Effect of a Canton herbal tea on the toxicity of amyloid-beta peptide in cell culture and a transgenic mouse model of Alzheimer's disease

Abstract

Alzheimer’s disease (AD) is the main cause of dementia and is a high prevalence neurodegenerative disease for people aged 65-year-old or above. Problems arise from aging are making AD a high economic burden to the families and society.

Cognitive decline and decrease in learning and memory are the classical diagnostic symptoms of AD. Recent research highlights retinal changes in function and structure as early diagnostic markers in AD. Amyloid-beta (Aβ) peptide is considered one of the main factors that contribute to the AD progression. Recently, US FDA approved Aducanumab is known to reduce Aβ accumulation and China’s NMPA approved Sodium Oligomannate is known to regulate microbiota dysbiosis. However, the effectiveness of these AD drugs is still controversial. Immune modulation during the progression of AD specifically aiming at microglia in the central nerve system worth more investigation.

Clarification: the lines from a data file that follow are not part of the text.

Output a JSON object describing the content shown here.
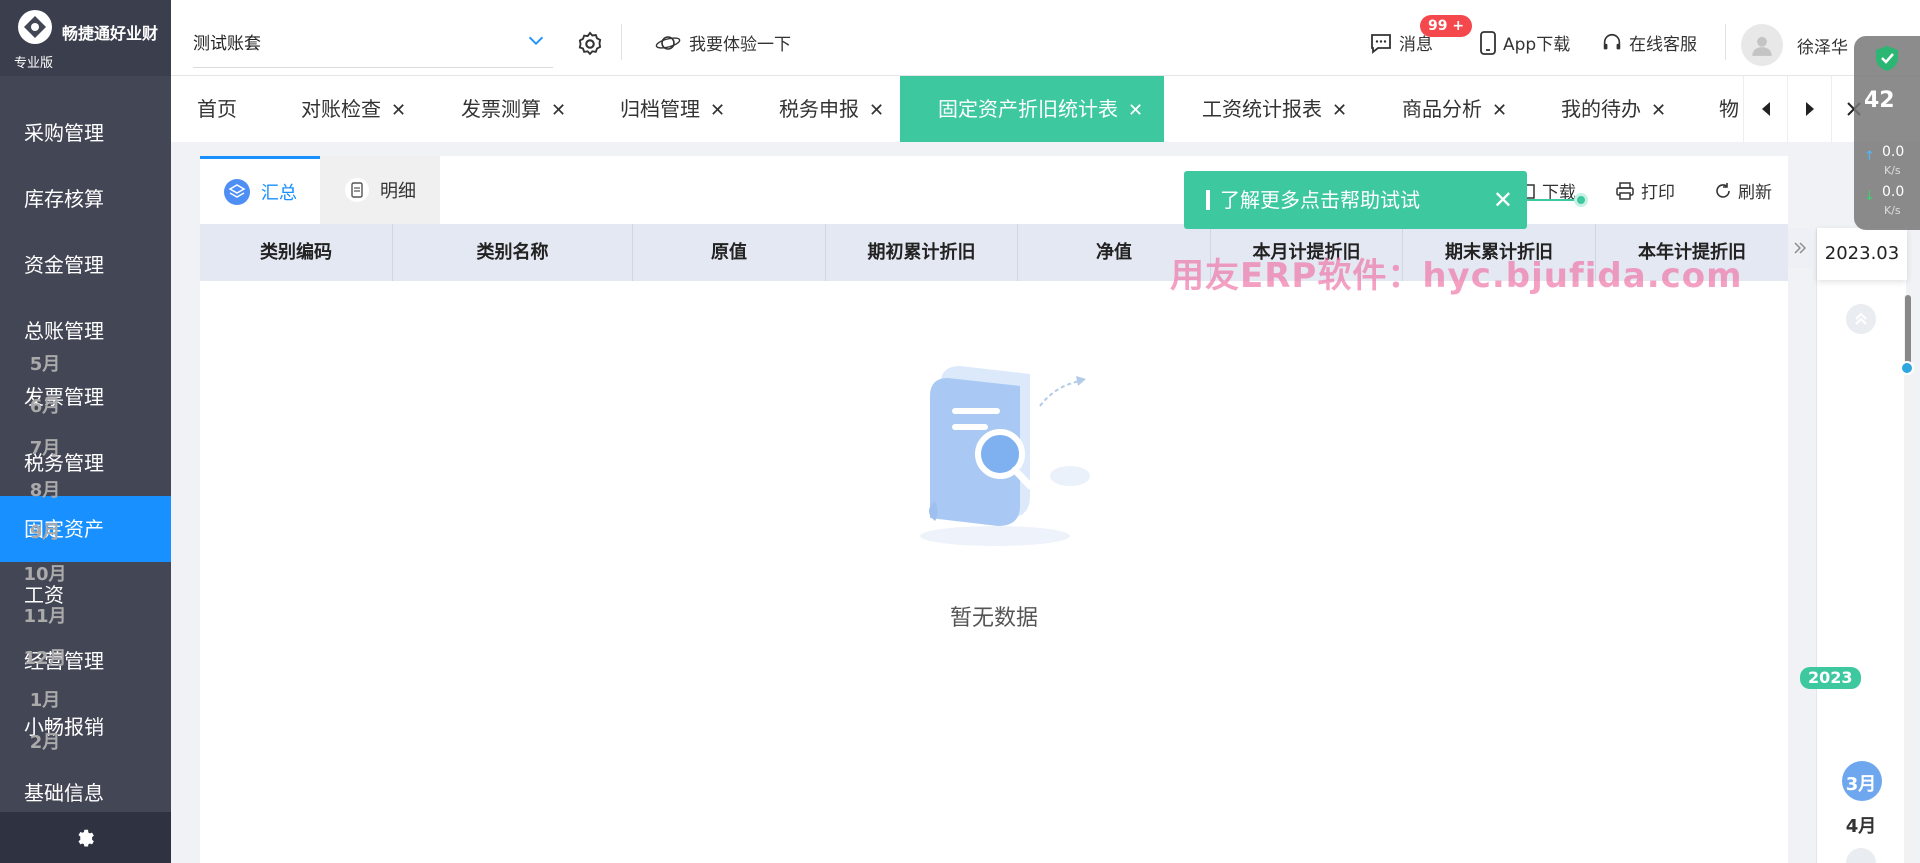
{
  "brand": {
    "name": "畅捷通好业财",
    "edition": "专业版"
  },
  "sidebar": {
    "items": [
      {
        "label": "采购管理"
      },
      {
        "label": "库存核算"
      },
      {
        "label": "资金管理"
      },
      {
        "label": "总账管理"
      },
      {
        "label": "发票管理"
      },
      {
        "label": "税务管理"
      },
      {
        "label": "固定资产",
        "active": true
      },
      {
        "label": "工资"
      },
      {
        "label": "经营管理"
      },
      {
        "label": "小畅报销"
      },
      {
        "label": "基础信息"
      }
    ]
  },
  "topbar": {
    "account_value": "测试账套",
    "try_label": "我要体验一下",
    "messages_label": "消息",
    "messages_badge": "99 +",
    "app_download_label": "App下载",
    "support_label": "在线客服",
    "username": "徐泽华"
  },
  "tabs": [
    {
      "label": "首页",
      "closable": false
    },
    {
      "label": "对账检查",
      "closable": true
    },
    {
      "label": "发票测算",
      "closable": true
    },
    {
      "label": "归档管理",
      "closable": true
    },
    {
      "label": "税务申报",
      "closable": true
    },
    {
      "label": "固定资产折旧统计表",
      "closable": true,
      "active": true
    },
    {
      "label": "工资统计报表",
      "closable": true
    },
    {
      "label": "商品分析",
      "closable": true
    },
    {
      "label": "我的待办",
      "closable": true
    },
    {
      "label": "物",
      "closable": false
    }
  ],
  "view_tabs": [
    {
      "label": "汇总",
      "active": true
    },
    {
      "label": "明细",
      "active": false
    }
  ],
  "toolbar": {
    "download_label": "下载",
    "print_label": "打印",
    "refresh_label": "刷新"
  },
  "toast": {
    "text": "了解更多点击帮助试试"
  },
  "table": {
    "columns": [
      "类别编码",
      "类别名称",
      "原值",
      "期初累计折旧",
      "净值",
      "本月计提折旧",
      "期末累计折旧",
      "本年计提折旧"
    ],
    "rows": []
  },
  "empty_text": "暂无数据",
  "watermark": "用友ERP软件：hyc.bjufida.com",
  "period": {
    "current": "2023.03",
    "year_tag": "2023",
    "months": [
      "5月",
      "6月",
      "7月",
      "8月",
      "9月",
      "10月",
      "11月",
      "12月",
      "1月",
      "2月",
      "3月",
      "4月"
    ],
    "selected": "3月"
  },
  "netmon": {
    "value": "42",
    "up": "0.0",
    "down": "0.0",
    "unit": "K/s"
  },
  "colors": {
    "accent": "#1890ff",
    "tab_active": "#3ec8a0",
    "sidebar": "#434655",
    "badge": "#f5484d"
  }
}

Canton herbal tea (CHT) is a traditional Chinese herbal drink well-known in south China with the “ameliorating fire” effect. Wanglaoji (WLJ) CHT is one of the most famous and popular daily drink in south China. It has been reported to improve immune reaction under stress in mice and anti-Aβ1-42 toxicity effect in Caenorhabditis elegans model. Active compounds of the WLJ CHT such as caffeic acid and chlorogenic acid were reported to reduce oxidative stress in mice. Here, I would like to investigate whether this CHT has the effect of improving cognitive and retinal function via immune modulation both in vivo and in vitro.

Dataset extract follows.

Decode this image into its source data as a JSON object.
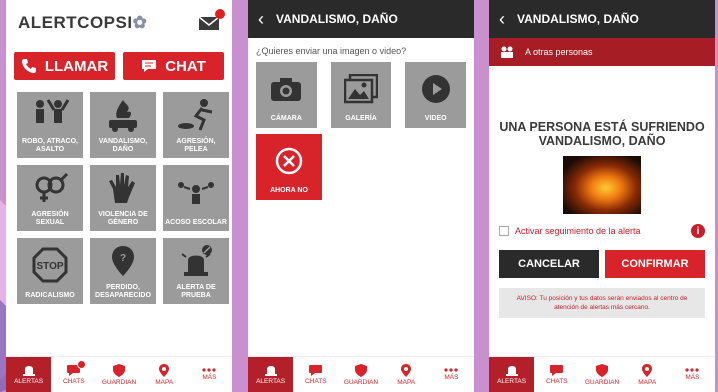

The 5xFAD transgenic mouse model without Pde6brd1 mutation was used in this study. 12- and 6-month-old 5xFAD mice were chosen to assess WLJ CHT therapeutic and protective effects respectively. After 2 months daily oral gavage, the mice were tested on cognitive function through various behavior tests (Morris water maze tests, open field tests, novel object recognition tests) and retinal function using electroretinography. Glial reaction and neuronal synaptic changes in retinal sections were compared among CHT fed, water fed 5xFAD mice and age-matched littermate control mice. CHT prophylactic effects before the challenge of oligomeric Aβ on the primary brain and retinal microglial cells were tested.

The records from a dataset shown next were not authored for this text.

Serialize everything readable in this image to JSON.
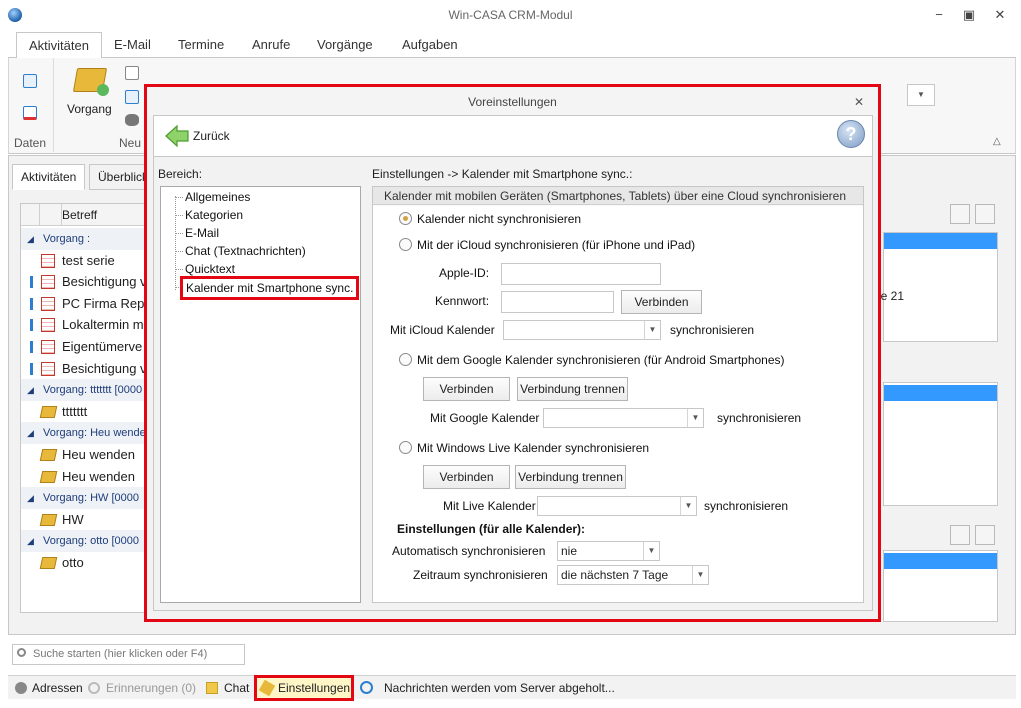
{
  "window": {
    "title": "Win-CASA CRM-Modul",
    "minimize": "−",
    "restore": "▣",
    "close": "✕"
  },
  "ribbon_tabs": [
    "Aktivitäten",
    "E-Mail",
    "Termine",
    "Anrufe",
    "Vorgänge",
    "Aufgaben"
  ],
  "ribbon": {
    "group_daten": "Daten",
    "vorgang_label": "Vorgang",
    "group_neu": "Neu",
    "collapse": "△"
  },
  "subtabs": [
    "Aktivitäten",
    "Überblick"
  ],
  "list": {
    "column_header": "Betreff",
    "rows": [
      {
        "type": "group",
        "text": "Vorgang :"
      },
      {
        "type": "item",
        "icon": "calendar-icon",
        "text": "test serie",
        "marked": false
      },
      {
        "type": "item",
        "icon": "calendar-icon",
        "text": "Besichtigung v",
        "marked": true
      },
      {
        "type": "item",
        "icon": "calendar-icon",
        "text": "PC Firma Rep",
        "marked": true
      },
      {
        "type": "item",
        "icon": "calendar-icon",
        "text": "Lokaltermin m",
        "marked": true
      },
      {
        "type": "item",
        "icon": "calendar-icon",
        "text": "Eigentümerve",
        "marked": true
      },
      {
        "type": "item",
        "icon": "calendar-icon",
        "text": "Besichtigung v",
        "marked": true
      },
      {
        "type": "group",
        "text": "Vorgang: ttttttt [0000"
      },
      {
        "type": "item",
        "icon": "vorgang-icon",
        "text": "ttttttt",
        "marked": false
      },
      {
        "type": "group",
        "text": "Vorgang: Heu wende"
      },
      {
        "type": "item",
        "icon": "vorgang-icon",
        "text": "Heu wenden",
        "marked": false
      },
      {
        "type": "item",
        "icon": "vorgang-icon",
        "text": "Heu wenden",
        "marked": false
      },
      {
        "type": "group",
        "text": "Vorgang: HW [0000"
      },
      {
        "type": "item",
        "icon": "vorgang-icon",
        "text": "HW",
        "marked": false
      },
      {
        "type": "group",
        "text": "Vorgang: otto [0000"
      },
      {
        "type": "item",
        "icon": "vorgang-icon",
        "text": "otto",
        "marked": false
      }
    ]
  },
  "right_panel": {
    "text": "ee 21"
  },
  "search": {
    "placeholder": "Suche starten (hier klicken oder F4)"
  },
  "statusbar": {
    "adressen": "Adressen",
    "erinnerungen": "Erinnerungen (0)",
    "chat": "Chat",
    "einstellungen": "Einstellungen",
    "message": "Nachrichten werden vom Server abgeholt..."
  },
  "dialog": {
    "title": "Voreinstellungen",
    "close": "✕",
    "back_label": "Zurück",
    "help": "?",
    "bereich_label": "Bereich:",
    "tree_items": [
      "Allgemeines",
      "Kategorien",
      "E-Mail",
      "Chat (Textnachrichten)",
      "Quicktext",
      "Kalender mit Smartphone sync."
    ],
    "breadcrumb": "Einstellungen -> Kalender mit Smartphone sync.:",
    "section_header": "Kalender mit mobilen Geräten (Smartphones, Tablets) über eine Cloud synchronisieren",
    "options": {
      "no_sync": "Kalender nicht synchronisieren",
      "icloud": "Mit der iCloud synchronisieren (für iPhone und iPad)",
      "google": "Mit dem Google Kalender synchronisieren (für Android Smartphones)",
      "live": "Mit Windows Live Kalender synchronisieren"
    },
    "icloud": {
      "apple_id_label": "Apple-ID:",
      "apple_id_value": "",
      "password_label": "Kennwort:",
      "password_value": "",
      "connect": "Verbinden",
      "calendar_label": "Mit iCloud Kalender",
      "calendar_value": "",
      "sync_suffix": "synchronisieren"
    },
    "google": {
      "connect": "Verbinden",
      "disconnect": "Verbindung trennen",
      "calendar_label": "Mit Google Kalender",
      "calendar_value": "",
      "sync_suffix": "synchronisieren"
    },
    "live": {
      "connect": "Verbinden",
      "disconnect": "Verbindung trennen",
      "calendar_label": "Mit Live Kalender",
      "calendar_value": "",
      "sync_suffix": "synchronisieren"
    },
    "all_settings": {
      "heading": "Einstellungen (für alle Kalender):",
      "auto_label": "Automatisch synchronisieren",
      "auto_value": "nie",
      "range_label": "Zeitraum synchronisieren",
      "range_value": "die nächsten 7 Tage"
    }
  },
  "colors": {
    "highlight": "#e30613",
    "selection_blue": "#3399ff",
    "group_text": "#1e3d7a"
  }
}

There was limited protective effect on spatial learning and retinal functions when the CHT treatment started at the age of 12 months. After 2 months 0.548 g/kg BW (HD) CHT feeding, only the spatial memory improved. When the oral feeding started at 6 months, 0.177 g/kg BW low dose (LD) CHT feeding improved the spatial learning ability of the 5xFAD mice. LD and HD CHT feeding showed protective effects on retinal functions. Enhanced synaptophysin expression and suppressed microglial activation in the retina were detected. However, in vitro experiments showed no significant anti-inflammation effect by WLJ CHT.

In conclusion, WLJ CHT had protective effect on the cognitive and retinal function at the early stage of AD in the 5xFAD mice. It inhibited retinal microglial activation and enhanced neuronal synaptophysin expression in the retina of 5xFAD mice.